2) It's yet another signpost on the middle class descent into what used to be thought of as poverty, but is now the new normal. Owning a lot of stuff -- house, new SUV, major toys like boats and sports cars -- is beyond the reach of more and more families, and in place of this financial freedom-to-act-stupid is something akin to serfdom: dependence on one or several crappy service industry jobs that pay barely enough to cover rent and health insurance; college financed with student loans rather than savings; an inability to save enough to prevent a growing dependency on government and loan-sharky lenders.
In this scenario the US comes to resemble one of those old-style company towns where workers work to survive while their needs are met by dominant, paternalistic entities (government and hedge funds in this case) that charge exorbitant prices and high rates of interest, guaranteeing that most families fall deeper into debt over time.

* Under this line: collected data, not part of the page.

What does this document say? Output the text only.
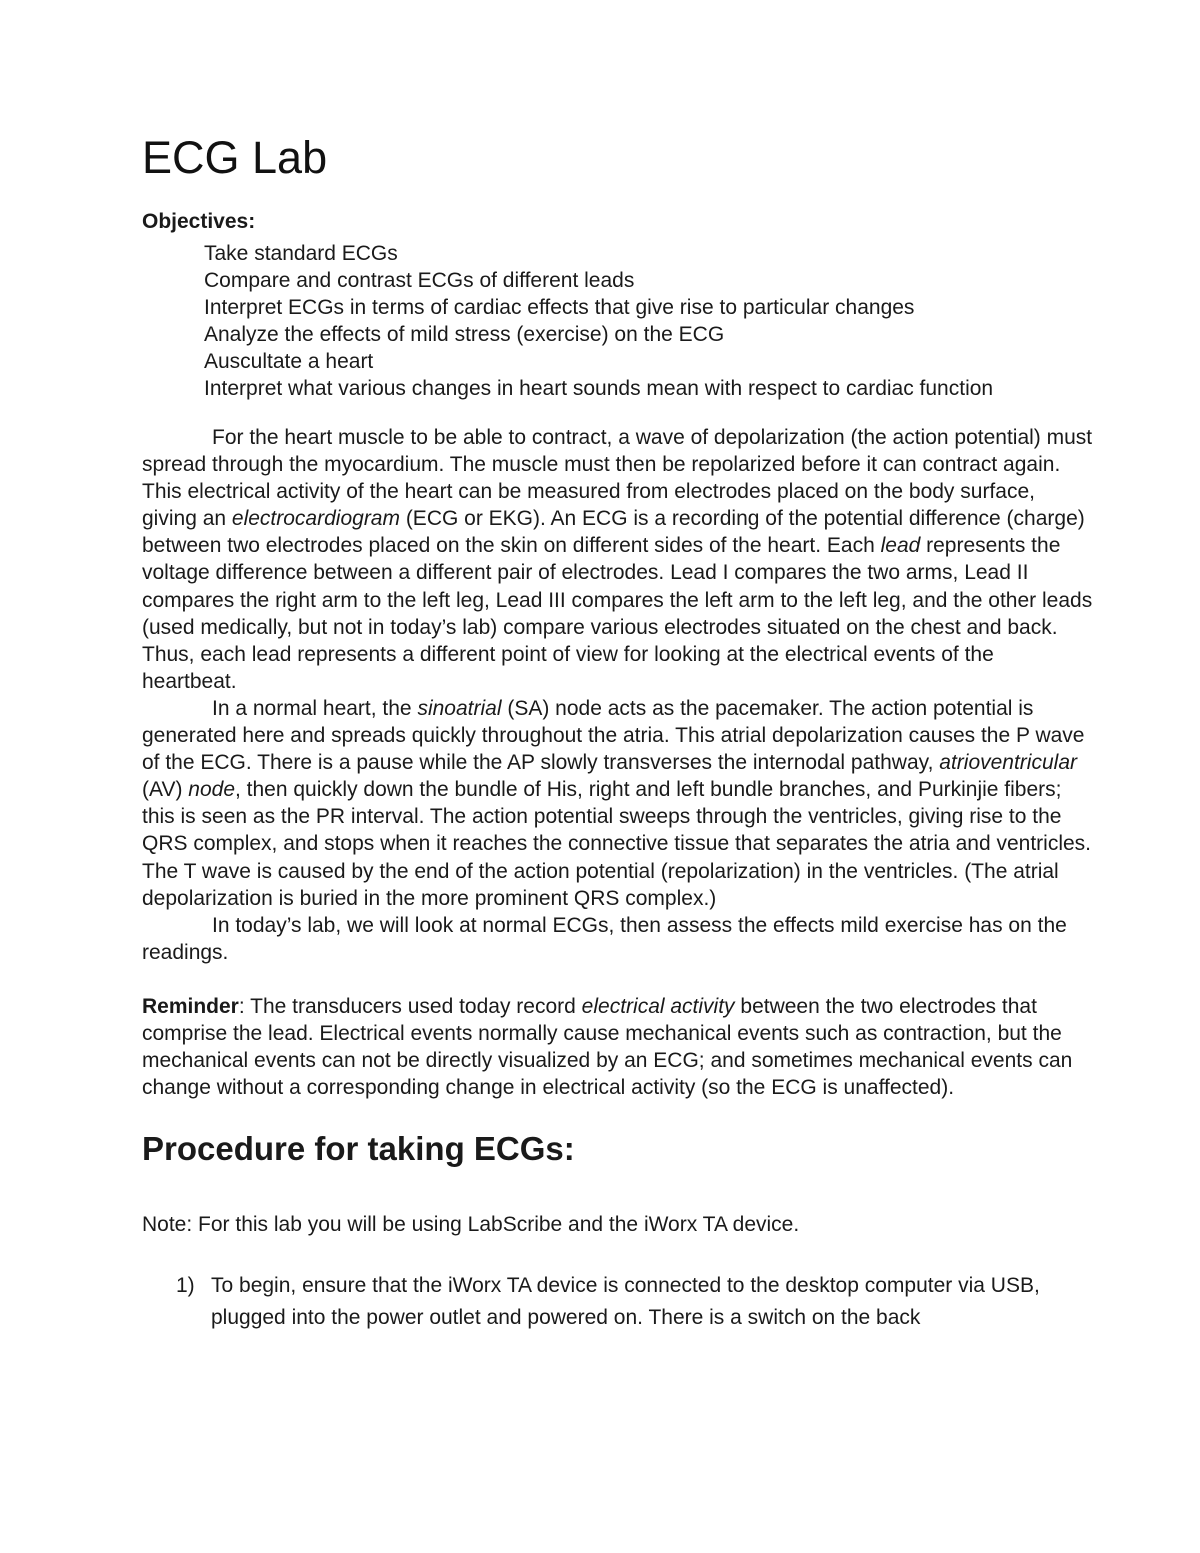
ECG Lab
Objectives:
Take standard ECGs
Compare and contrast ECGs of different leads
Interpret ECGs in terms of cardiac effects that give rise to particular changes
Analyze the effects of mild stress (exercise) on the ECG
Auscultate a heart
Interpret what various changes in heart sounds mean with respect to cardiac function

For the heart muscle to be able to contract, a wave of depolarization (the action potential) must spread through the myocardium. The muscle must then be repolarized before it can contract again. This electrical activity of the heart can be measured from electrodes placed on the body surface, giving an electrocardiogram (ECG or EKG). An ECG is a recording of the potential difference (charge) between two electrodes placed on the skin on different sides of the heart. Each lead represents the voltage difference between a different pair of electrodes. Lead I compares the two arms, Lead II compares the right arm to the left leg, Lead III compares the left arm to the left leg, and the other leads (used medically, but not in today’s lab) compare various electrodes situated on the chest and back. Thus, each lead represents a different point of view for looking at the electrical events of the heartbeat.

In a normal heart, the sinoatrial (SA) node acts as the pacemaker. The action potential is generated here and spreads quickly throughout the atria. This atrial depolarization causes the P wave of the ECG. There is a pause while the AP slowly transverses the internodal pathway, atrioventricular (AV) node, then quickly down the bundle of His, right and left bundle branches, and Purkinjie fibers; this is seen as the PR interval. The action potential sweeps through the ventricles, giving rise to the QRS complex, and stops when it reaches the connective tissue that separates the atria and ventricles. The T wave is caused by the end of the action potential (repolarization) in the ventricles. (The atrial depolarization is buried in the more prominent QRS complex.)

In today’s lab, we will look at normal ECGs, then assess the effects mild exercise has on the readings.

Reminder: The transducers used today record electrical activity between the two electrodes that comprise the lead. Electrical events normally cause mechanical events such as contraction, but the mechanical events can not be directly visualized by an ECG; and sometimes mechanical events can change without a corresponding change in electrical activity (so the ECG is unaffected).

Procedure for taking ECGs:

Note: For this lab you will be using LabScribe and the iWorx TA device.

1) To begin, ensure that the iWorx TA device is connected to the desktop computer via USB, plugged into the power outlet and powered on. There is a switch on the back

Where a typical middle class American once had a realistic prospect of paying off their mortgage and thus owning a big, valuable asset free and clear while also saving other money to give themselves a reasonable retirement, both sides of that equation -- home ownership and excess income that enables savings -- are a thing of the past for a growing number of people.
Unfortunately, explanation number two looks more likely, which means in the absence of a surge of high-paying jobs, this Road to Serfdom will be very busy in the years ahead.